Martin Normand
Le chercheur Martin Normand est associé à la Chaire de recherche sur la francophonie et les politiques publiques, de l’Université d’Ottawa.
Photo : M. Normand
La participation électorale a chuté et des conseils scolaires en milieu minoritaire gouvernent sans l’intérêt du public. Un défi de légitimité s’annonce.
Au niveau scolaire, les électeurs franco-ontariens ont participé à 40 % le 27 octobre. Ceux du Nouveau-Brunswick à 25 % lors du scrutin de 2012, avec 21 des 37 postes élus par acclamation. Aux élections de mai à l’Île-du-Prince-Édouard, six des huit postes ont été élus sans concurrence. L’élection scolaire du 15 octobre chez les Franco-Manitobains a vu choir le taux de 27 % en 2010 à 10 %. Nous n’avons pu obtenir les chiffres pour la Saskatchewan.
Mais le Québec a remporté la palme avec un taux de 4,8 % le 2 novembre, confirmant l’urgence d’une refonte du système de gouvernance.

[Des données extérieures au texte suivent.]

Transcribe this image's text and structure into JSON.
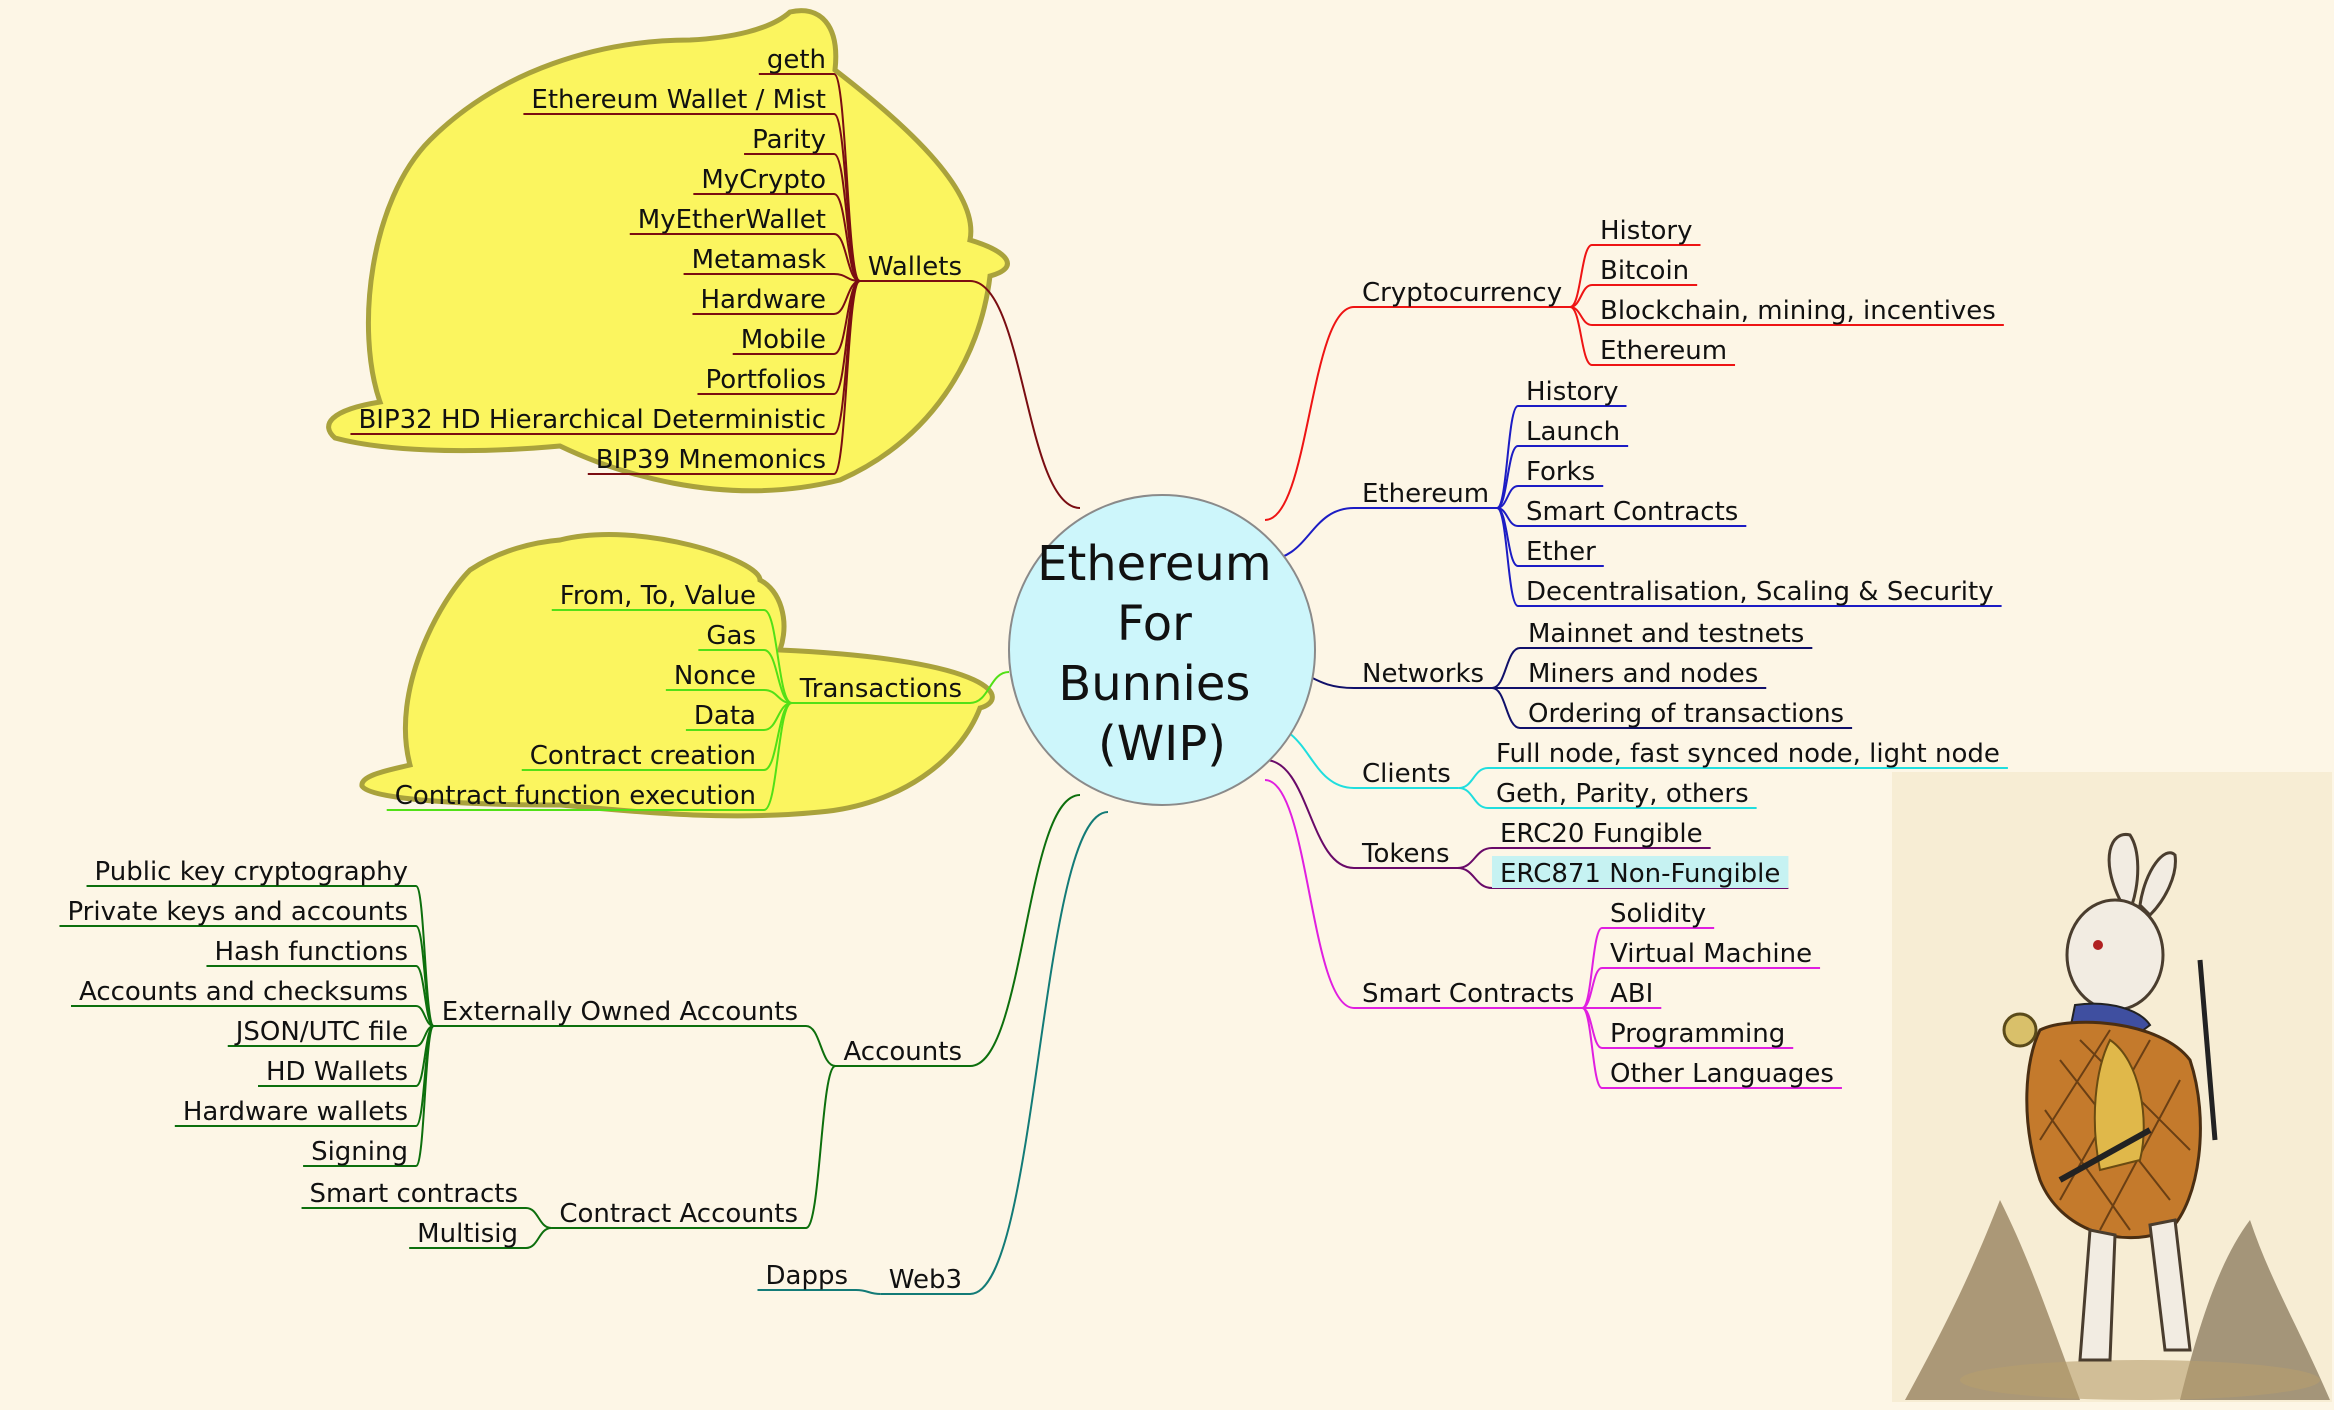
{
  "title": [
    "Ethereum",
    "For",
    "Bunnies",
    "(WIP)"
  ],
  "colors": {
    "background": "#fdf6e6",
    "center_fill": "#cdf6fb",
    "cloud_fill": "#fbf55f",
    "cloud_stroke": "#a9a23c",
    "wallets": "#7a0d12",
    "transactions": "#52e016",
    "accounts": "#0d6f0d",
    "web3": "#137b77",
    "cryptocurrency": "#ee1414",
    "ethereum": "#1c1cc4",
    "networks": "#10106a",
    "clients": "#20dede",
    "tokens": "#690a69",
    "smart_contracts": "#e01fe0",
    "highlight": "#c6f2f2"
  },
  "branches": {
    "wallets": {
      "label": "Wallets",
      "items": [
        "geth",
        "Ethereum Wallet / Mist",
        "Parity",
        "MyCrypto",
        "MyEtherWallet",
        "Metamask",
        "Hardware",
        "Mobile",
        "Portfolios",
        "BIP32 HD Hierarchical Deterministic",
        "BIP39 Mnemonics"
      ]
    },
    "transactions": {
      "label": "Transactions",
      "items": [
        "From, To, Value",
        "Gas",
        "Nonce",
        "Data",
        "Contract creation",
        "Contract function execution"
      ]
    },
    "accounts": {
      "label": "Accounts",
      "eoa": {
        "label": "Externally Owned Accounts",
        "items": [
          "Public key cryptography",
          "Private keys and accounts",
          "Hash functions",
          "Accounts and checksums",
          "JSON/UTC file",
          "HD Wallets",
          "Hardware wallets",
          "Signing"
        ]
      },
      "contract": {
        "label": "Contract Accounts",
        "items": [
          "Smart contracts",
          "Multisig"
        ]
      }
    },
    "web3": {
      "label": "Web3",
      "items": [
        "Dapps"
      ]
    },
    "cryptocurrency": {
      "label": "Cryptocurrency",
      "items": [
        "History",
        "Bitcoin",
        "Blockchain, mining, incentives",
        "Ethereum"
      ]
    },
    "ethereum": {
      "label": "Ethereum",
      "items": [
        "History",
        "Launch",
        "Forks",
        "Smart Contracts",
        "Ether",
        "Decentralisation, Scaling & Security"
      ]
    },
    "networks": {
      "label": "Networks",
      "items": [
        "Mainnet and testnets",
        "Miners and nodes",
        "Ordering of transactions"
      ]
    },
    "clients": {
      "label": "Clients",
      "items": [
        "Full node, fast synced node, light node",
        "Geth, Parity, others"
      ]
    },
    "tokens": {
      "label": "Tokens",
      "items": [
        "ERC20 Fungible",
        "ERC871 Non-Fungible"
      ]
    },
    "smart_contracts": {
      "label": "Smart Contracts",
      "items": [
        "Solidity",
        "Virtual Machine",
        "ABI",
        "Programming",
        "Other Languages"
      ]
    }
  },
  "illustration": {
    "name": "White Rabbit with pocket watch"
  }
}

Devant les protestations des anglophones, le ministre Yves Bolduc a déclaré qu’il consultait les avocats du gouvernement sur les modalités d’une réforme, malgré les droits constitutionnels de la minorité.

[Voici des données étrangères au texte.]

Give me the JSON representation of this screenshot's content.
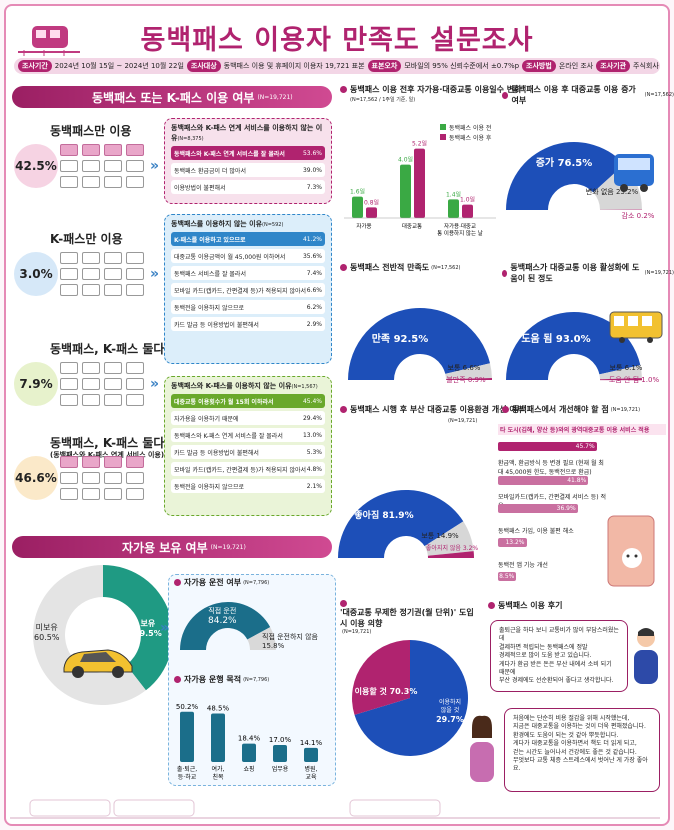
{
  "title": "동백패스 이용자 만족도 설문조사",
  "info": [
    {
      "tag": "조사기간",
      "text": "2024년 10월 15일 ~ 2024년 10월 22일"
    },
    {
      "tag": "조사대상",
      "text": "동백패스 이용 및 휴페이지 이용자 19,721 표본"
    },
    {
      "tag": "표본오차",
      "text": "모바일의 95% 신뢰수준에서 ±0.7%p"
    },
    {
      "tag": "조사방법",
      "text": "온라인 조사"
    },
    {
      "tag": "조사기관",
      "text": "주식회사 서던포스트"
    }
  ],
  "usage": {
    "title": "동백패스 또는 K-패스 이용 여부",
    "n": "(N=19,721)",
    "groups": [
      {
        "label": "동백패스만 이용",
        "pct": "42.5%",
        "color": "#f6d3e3"
      },
      {
        "label": "K-패스만 이용",
        "pct": "3.0%",
        "color": "#d6e8f8"
      },
      {
        "label": "동백패스, K-패스 둘다 비이용",
        "pct": "7.9%",
        "color": "#e7f2cc"
      },
      {
        "label": "동백패스, K-패스 둘다 이용",
        "sub": "(동백패스와 K-패스 연계 서비스 이용)",
        "pct": "46.6%",
        "color": "#fbe9c9"
      }
    ],
    "reasons": [
      {
        "title": "동백패스와 K-패스 연계 서비스를 이용하지 않는 이유",
        "n": "(N=8,375)",
        "accent": "#b0236f",
        "bg": "#f7e1ec",
        "items": [
          [
            "동백패스와 K-패스 연계 서비스를 잘 몰라서",
            "53.6%"
          ],
          [
            "동백패스 환급금이 더 많아서",
            "39.0%"
          ],
          [
            "이용방법이 불편해서",
            "7.3%"
          ]
        ]
      },
      {
        "title": "동백패스를 이용하지 않는 이유",
        "n": "(N=592)",
        "accent": "#2f86c9",
        "bg": "#dceefa",
        "items": [
          [
            "K-패스를 이용하고 있으므로",
            "41.2%"
          ],
          [
            "대중교통 이용금액이 월 45,000원 이하여서",
            "35.6%"
          ],
          [
            "동백패스 서비스를 잘 몰라서",
            "7.4%"
          ],
          [
            "모바일 카드(캡카드, 간편결제 등)가 적용되지 않아서",
            "6.6%"
          ],
          [
            "동백전을 이용하지 않으므로",
            "6.2%"
          ],
          [
            "카드 발급 등 이용방법이 불편해서",
            "2.9%"
          ]
        ]
      },
      {
        "title": "동백패스와 K-패스를 이용하지 않는 이유",
        "n": "(N=1,567)",
        "accent": "#69a82b",
        "bg": "#eaf4d8",
        "items": [
          [
            "대중교통 이용횟수가 월 15회 이하라서",
            "45.4%"
          ],
          [
            "자가용을 이용하기 때문에",
            "29.4%"
          ],
          [
            "동백패스와 K-패스 연계 서비스를 잘 몰라서",
            "13.0%"
          ],
          [
            "카드 발급 등 이용방법이 불편해서",
            "5.3%"
          ],
          [
            "모바일 카드(캡카드, 간편결제 등)가 적용되지 않아서",
            "4.8%"
          ],
          [
            "동백전을 이용하지 않으므로",
            "2.1%"
          ]
        ]
      }
    ]
  },
  "car": {
    "title": "자가용 보유 여부",
    "n": "(N=19,721)",
    "donut": [
      {
        "label": "보유",
        "value": 39.5,
        "color": "#1f9a83",
        "text": "39.5%"
      },
      {
        "label": "미보유",
        "value": 60.5,
        "color": "#e4e4e4",
        "text": "60.5%"
      }
    ],
    "drive": {
      "title": "자가용 운전 여부",
      "n": "(N=7,796)",
      "yes_label": "직접 운전",
      "yes": 84.2,
      "yes_text": "84.2%",
      "no_label": "직접 운전하지 않음",
      "no_text": "15.8%"
    },
    "purpose": {
      "title": "자가용 운행 목적",
      "n": "(N=7,796)",
      "bars": [
        {
          "label": "출·퇴근, 등·하교",
          "value": 50.2,
          "text": "50.2%"
        },
        {
          "label": "여가, 친목",
          "value": 48.5,
          "text": "48.5%"
        },
        {
          "label": "쇼핑",
          "value": 18.4,
          "text": "18.4%"
        },
        {
          "label": "업무용",
          "value": 17.0,
          "text": "17.0%"
        },
        {
          "label": "병원, 교육",
          "value": 14.1,
          "text": "14.1%"
        }
      ]
    }
  },
  "chart_data": [
    {
      "type": "bar",
      "title": "동백패스 이용 전후 자가용·대중교통 이용일수 변화",
      "subtitle": "(N=17,562 / 1주일 기준, 일)",
      "categories": [
        "자가용",
        "대중교통",
        "자가용·대중교통 이용하지 않는 날"
      ],
      "series": [
        {
          "name": "동백패스 이용 전",
          "values": [
            1.6,
            4.0,
            1.4
          ],
          "color": "#3aa944"
        },
        {
          "name": "동백패스 이용 후",
          "values": [
            0.8,
            5.2,
            1.0
          ],
          "color": "#b0236f"
        }
      ],
      "labels": [
        [
          "1.6일",
          "4.0일",
          "1.4일"
        ],
        [
          "0.8일",
          "5.2일",
          "1.0일"
        ]
      ],
      "ylim": [
        0,
        6
      ]
    },
    {
      "type": "pie",
      "title": "동백패스 이용 후 대중교통 이용 증가 여부",
      "n": "(N=17,562)",
      "slices": [
        {
          "label": "증가",
          "value": 76.5,
          "text": "76.5%"
        },
        {
          "label": "변화 없음",
          "value": 23.2,
          "text": "23.2%"
        },
        {
          "label": "감소",
          "value": 0.2,
          "text": "0.2%"
        }
      ]
    },
    {
      "type": "pie",
      "title": "동백패스 전반적 만족도",
      "n": "(N=17,562)",
      "slices": [
        {
          "label": "만족",
          "value": 92.5,
          "text": "92.5%"
        },
        {
          "label": "보통",
          "value": 6.6,
          "text": "6.6%"
        },
        {
          "label": "불만족",
          "value": 0.9,
          "text": "0.9%"
        }
      ]
    },
    {
      "type": "pie",
      "title": "동백패스가 대중교통 이용 활성화에 도움이 된 정도",
      "n": "(N=19,721)",
      "slices": [
        {
          "label": "도움 됨",
          "value": 93.0,
          "text": "93.0%"
        },
        {
          "label": "보통",
          "value": 6.1,
          "text": "6.1%"
        },
        {
          "label": "도움 안 됨",
          "value": 1.0,
          "text": "1.0%"
        }
      ]
    },
    {
      "type": "pie",
      "title": "동백패스 시행 후 부산 대중교통 이용환경 개선 여부",
      "n": "(N=19,721)",
      "slices": [
        {
          "label": "좋아짐",
          "value": 81.9,
          "text": "81.9%"
        },
        {
          "label": "보통",
          "value": 14.9,
          "text": "14.9%"
        },
        {
          "label": "좋아지지 않음",
          "value": 3.2,
          "text": "3.2%"
        }
      ]
    },
    {
      "type": "bar",
      "title": "동백패스에서 개선해야 할 점",
      "n": "(N=19,721)",
      "categories": [
        "타 도시(김해, 양산 등)와의 광역대중교통 이용 서비스 적용",
        "환급액, 환급방식 등 변경 필요 (현재 월 최대 45,000원 한도, 동백전으로 환급)",
        "모바일카드(캡카드, 간편결제 서비스 등) 적용",
        "동백패스 가입, 이용 불편 해소",
        "동백전 앱 기능 개선"
      ],
      "values": [
        45.7,
        41.8,
        36.9,
        13.2,
        8.5
      ],
      "labels": [
        "45.7%",
        "41.8%",
        "36.9%",
        "13.2%",
        "8.5%"
      ]
    },
    {
      "type": "pie",
      "title": "'대중교통 무제한 정기권(월 단위)' 도입 시 이용 의향",
      "n": "(N=19,721)",
      "slices": [
        {
          "label": "이용할 것",
          "value": 70.3,
          "text": "70.3%"
        },
        {
          "label": "이용하지 않을 것",
          "value": 29.7,
          "text": "29.7%"
        }
      ]
    }
  ],
  "review": {
    "title": "동백패스 이용 후기",
    "q1": [
      "출퇴근을 하다 보니 교통비가 많이 부담스러웠는데",
      "결제하면 적립되는 동백패스에 정말",
      "경제적으로 많이 도움 받고 있습니다.",
      "게다가 환급 받은 돈은 부산 내에서 소비 되기 때문에",
      "부산 경제에도 선순환되어 좋다고 생각합니다."
    ],
    "q2": [
      "처음에는 단순히 비용 절감을 위해 시작했는데,",
      "지금은 대중교통을 이용하는 것이 더욱 편해졌습니다.",
      "환경에도 도움이 되는 것 같아 뿌듯합니다.",
      "게다가 대중교통을 이용하면서 책도 더 읽게 되고,",
      "걷는 시간도 늘어나서 건강에도 좋은 것 같습니다.",
      "무엇보다 교통 체증 스트레스에서 벗어난 게 가장 좋아요."
    ]
  },
  "legend_before": "동백패스 이용 전",
  "legend_after": "동백패스 이용 후"
}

« Tout à coup, signale le doctorant Martin Normand de l’Université de Montréal, ce n’est plus aussi clair que les conseils scolaires sont garantis par la Charte canadienne des droits et des libertés. Le cas Mahé de l’Alberta (1990) a permis à la Cour suprême de préciser jusqu’où on peut aller. L’article 23 permet la création de conseils scolaires, mais ne l’oblige pas. »
Martin Normand reconnaît le paradoxe. « L’éducation est le seul espace de gouvernance garanti aux minorités, mais il est négligé autant par les électeurs que par les élus. Dans l’Est ontarien, la plupart des candidats sont élus sans opposition.
« Il est difficile de comprendre la pertinence de ce palier, estime-t-il. À moins d’avoir un enfant à l’école, on ne saisit pas les enjeux. C’est seulement quand ça va mal que le parent s’adresse au conseil scolaire. Même dans la recherche, on s’intéresse à la pédagogie et à l’identité, mais pas aux questions de pouvoir. »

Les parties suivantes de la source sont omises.